Urea nitrogen, also known as blood urea nitrogen (BUN), is a crucial biomarker in clinical diagnostics.
It provides insights into kidney function and can help detect conditions like dehydration, urinary tract blockages, and kidney disease.
The BUN test measures the amount of urea, a waste product formed when proteins are broken down in the body.
Elevated BUN levels can indicate impaired kidney function, as the kidneys are responsible for filtering out and excreting urea through urine.
Conversely, low BUN levels may suggest liver disease or malnutrition.
The BUN test is often used in conjunction with other tests, such as creatinine levels, to assess overall kidney health.
Analyzing BUN levels can be done using a variety of analytical platforms, including the ADVIA 1800, AU5800, and Cobas 8000 analyzers.
The QuantiChrom Urea Assay Kit provides a convenient colorimetric method for quantifying urea in biological samples.
ELISA kits are also available for more specific and sensitive BUN measurements.
In addition to traditional laboratory testing, point-of-care analyzers like the Piccolo can provide rapid BUN results, enabling quicker diagnosis and treatment monitoring.
The Biochemistry Panel Plus analyzer discs on the Cobas Integra 800 and AU480 systems also include BUN as part of a comprehensive metabolic panel.

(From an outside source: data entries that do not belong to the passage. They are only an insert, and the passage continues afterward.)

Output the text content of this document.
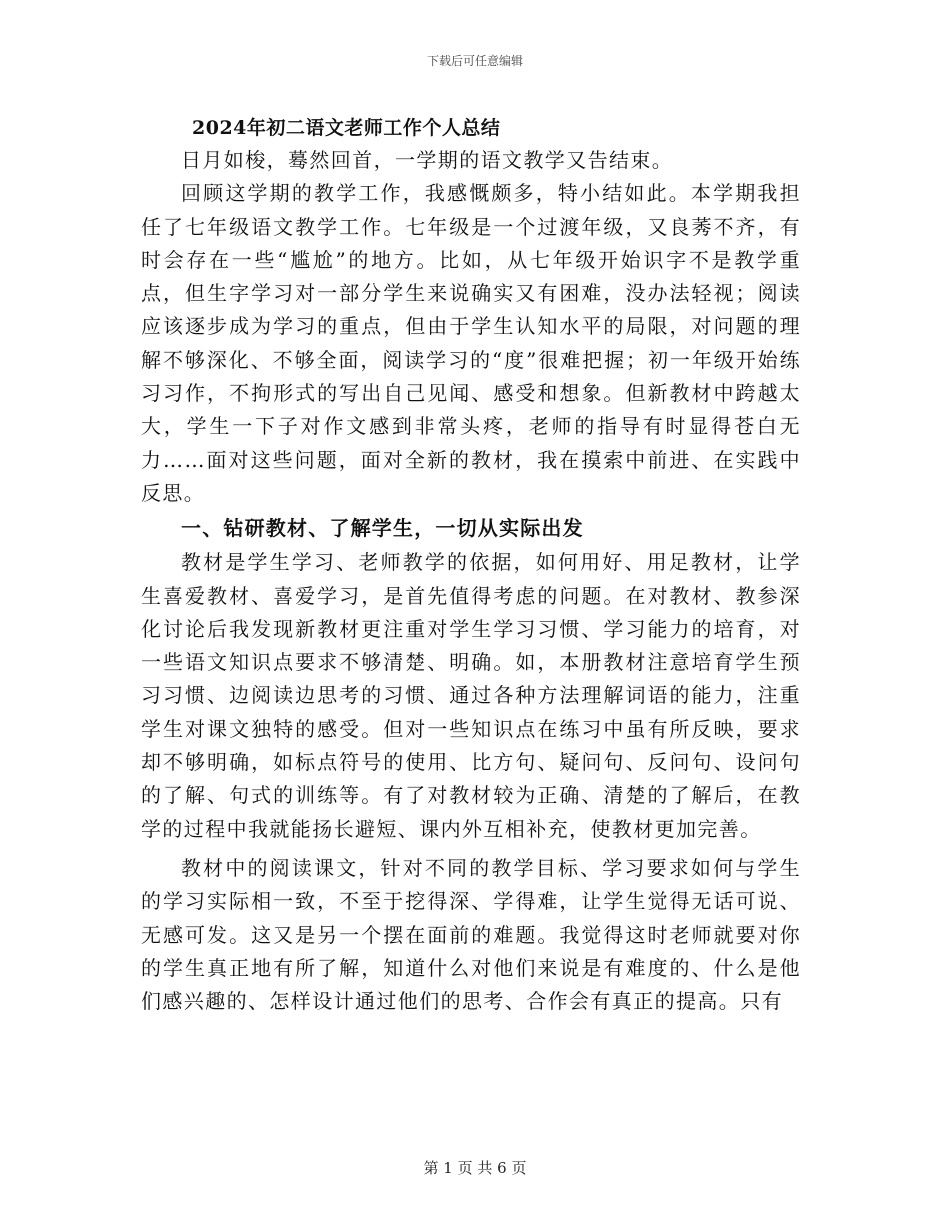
下载后可任意编辑
2024年初二语文老师工作个人总结

日月如梭，蓦然回首，一学期的语文教学又告结束。

回顾这学期的教学工作，我感慨颇多，特小结如此。本学期我担任了七年级语文教学工作。七年级是一个过渡年级，又良莠不齐，有时会存在一些“尴尬”的地方。比如，从七年级开始识字不是教学重点，但生字学习对一部分学生来说确实又有困难，没办法轻视；阅读应该逐步成为学习的重点，但由于学生认知水平的局限，对问题的理解不够深化、不够全面，阅读学习的“度”很难把握；初一年级开始练习习作，不拘形式的写出自己见闻、感受和想象。但新教材中跨越太大，学生一下子对作文感到非常头疼，老师的指导有时显得苍白无力……面对这些问题，面对全新的教材，我在摸索中前进、在实践中反思。

一、钻研教材、了解学生，一切从实际出发

教材是学生学习、老师教学的依据，如何用好、用足教材，让学生喜爱教材、喜爱学习，是首先值得考虑的问题。在对教材、教参深化讨论后我发现新教材更注重对学生学习习惯、学习能力的培育，对一些语文知识点要求不够清楚、明确。如，本册教材注意培育学生预习习惯、边阅读边思考的习惯、通过各种方法理解词语的能力，注重学生对课文独特的感受。但对一些知识点在练习中虽有所反映，要求却不够明确，如标点符号的使用、比方句、疑问句、反问句、设问句的了解、句式的训练等。有了对教材较为正确、清楚的了解后，在教学的过程中我就能扬长避短、课内外互相补充，使教材更加完善。

教材中的阅读课文，针对不同的教学目标、学习要求如何与学生的学习实际相一致，不至于挖得深、学得难，让学生觉得无话可说、无感可发。这又是另一个摆在面前的难题。我觉得这时老师就要对你的学生真正地有所了解，知道什么对他们来说是有难度的、什么是他们感兴趣的、怎样设计通过他们的思考、合作会有真正的提高。只有

第 1 页 共 6 页
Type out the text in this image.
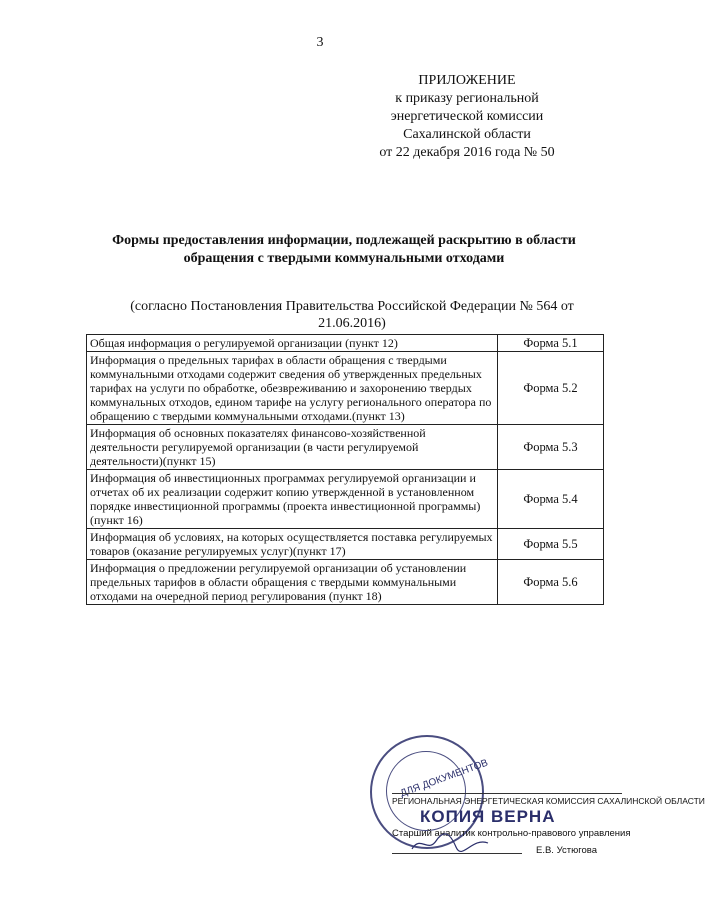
3
ПРИЛОЖЕНИЕ
к приказу региональной
энергетической комиссии
Сахалинской области
от 22 декабря 2016 года № 50
Формы предоставления информации, подлежащей раскрытию в области
обращения с твердыми коммунальными отходами
(согласно Постановления Правительства Российской Федерации № 564 от
21.06.2016)
Общая информация о регулируемой организации (пункт 12)	Форма 5.1
Информация о предельных тарифах в области обращения с твердыми коммунальными отходами содержит сведения об утвержденных предельных тарифах на услуги по обработке, обезвреживанию и захоронению твердых коммунальных отходов, едином тарифе на услугу регионального оператора по обращению с твердыми коммунальными отходами.(пункт 13)	Форма 5.2
Информация об основных показателях финансово-хозяйственной деятельности регулируемой организации (в части регулируемой деятельности)(пункт 15)	Форма 5.3
Информация об инвестиционных программах регулируемой организации и отчетах об их реализации содержит копию утвержденной в установленном порядке инвестиционной программы (проекта инвестиционной программы)(пункт 16)	Форма 5.4
Информация об условиях, на которых осуществляется поставка регулируемых товаров (оказание регулируемых услуг)(пункт 17)	Форма 5.5
Информация о предложении регулируемой организации об установлении предельных тарифов в области обращения с твердыми коммунальными отходами на очередной период регулирования (пункт 18)	Форма 5.6
ДЛЯ ДОКУМЕНТОВ
РЕГИОНАЛЬНАЯ ЭНЕРГЕТИЧЕСКАЯ КОМИССИЯ САХАЛИНСКОЙ ОБЛАСТИ
КОПИЯ ВЕРНА
Старший аналитик контрольно-правового управления
Е.В. Устюгова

By understanding the role of BUN and utilizing the latest analytical tools, healthcare professionals can optimize the management of kidney-related conditions and ensure accurate monitoring of patients' health.
PubCompare.ai's AI-driven comparison platform can assist researchers in identifying the most suitable BUN testing protocols and products to meet their specific needs.